Die Grundidee für dieses Buch mit CD war: erstens, die Zeichnungen in elektronische Klänge zu verwandeln – durch das Importieren (meistens als Rohdatei) in Audioprogramme, und zweitens, sie in (englische und deutsche) Texte umzusetzen – mit einer Software für optische Charaktererkennung (OCR). Jede der drei Formen (Bild, Klang und Text) wurde dann weiter verwandelt.

Beim Lesen der Texte war das Interpretieren der massenhaft vorkommenden Interpunktionszeichen die größte Herausforderung. Hier habe ich versucht, durch Anwendung radikal verschiedener Lesarten Variationen zu erschaffen.

Das Buch hat sieben 'Kapitel'. Jedes hat sein eigenes Thema, und jedes beginnt mit einer handgefertigten Zeichnung, setzt dann fort mit einigen digitalen Verwandlungen und endet mit zwei Versionen der aus dem ersten Bild resultierenden OCR-Texte.

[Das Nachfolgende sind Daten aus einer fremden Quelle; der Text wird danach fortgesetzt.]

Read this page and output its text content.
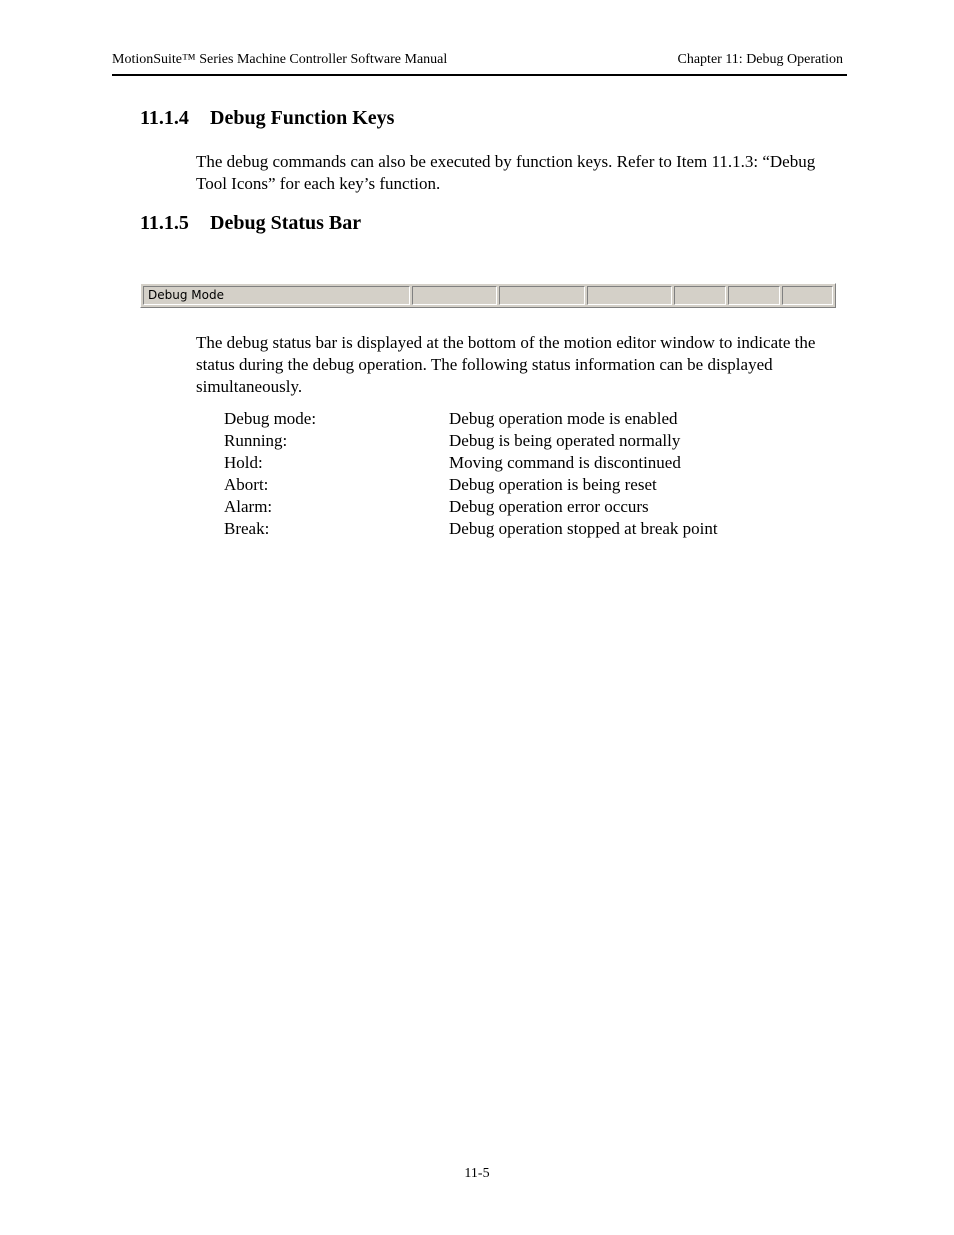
MotionSuite™ Series Machine Controller Software Manual	Chapter 11: Debug Operation
11.1.4 Debug Function Keys

The debug commands can also be executed by function keys. Refer to Item 11.1.3: “Debug Tool Icons” for each key’s function.

11.1.5 Debug Status Bar
Debug Mode

The debug status bar is displayed at the bottom of the motion editor window to indicate the status during the debug operation. The following status information can be displayed simultaneously.

Debug mode:	Debug operation mode is enabled
Running:	Debug is being operated normally
Hold:	Moving command is discontinued
Abort:	Debug operation is being reset
Alarm:	Debug operation error occurs
Break:	Debug operation stopped at break point
11-5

Auf der CD sind elektronische Klänge und Textvorträge der verschiedenen Themen zu Klangumgebungen kombiniert, wobei ich keinerlei persönlichen Ausdruck angestrebt habe.



About Traces of Speech

Around 1985 I started to write sound poetry. At first I used the common Latin alphabet, with different pronunciations for the individual poems (Dutch, German, French, English). But after a few years I found this too much of a limitation and learned the International Phonetic Alphabet (IPA), making it possible to use different pronunciations of the same letter in one text. So I could create poems with more variety of sound color.

However, only too soon I found out that the IPA did not have symbols for many of the voice sounds I used to make, and started to extend it with signs of my own invention. This developed into the - ever unfinished - system I am using now for functional sound poetry scores: BLIPAX (Blonk's IPA Extended). 

It turned out that many of the symbols of BLIPAX were not contented with an existence as dead letters, but took on a life of their own. They kept changing their form, as it were, under my hands as I was trying to notate a score. It resulted in drawings that live somewhere halfway between sound poetry and visual poetry: Traces of Speech.

The basic idea for this book/CD package was: firstly, converting the drawings into electronic sound by importing them (mostly as raw data) into audio software, and secondly, converting them into texts (in English and German) through Optical Character Recognition (OCR) software. Each of the three forms (drawings, sound and texts) were then subjected to further treatment.

In the case of the texts I got, the greatest challenge in reciting them was the interpretation of the multitude of punctuation signs. I tried to create some variation by doing it in radically different ways.

The book has seven 'chapters'. Each has its own theme, and each begins with a handmade drawing, followed by some digital treatments of it, and ending with two versions of the OCR texts created from it.

On the CD I combined electronic sounds and text recitations of the different themes into seven sound environments. Here I refrained from pursuing any personal expression.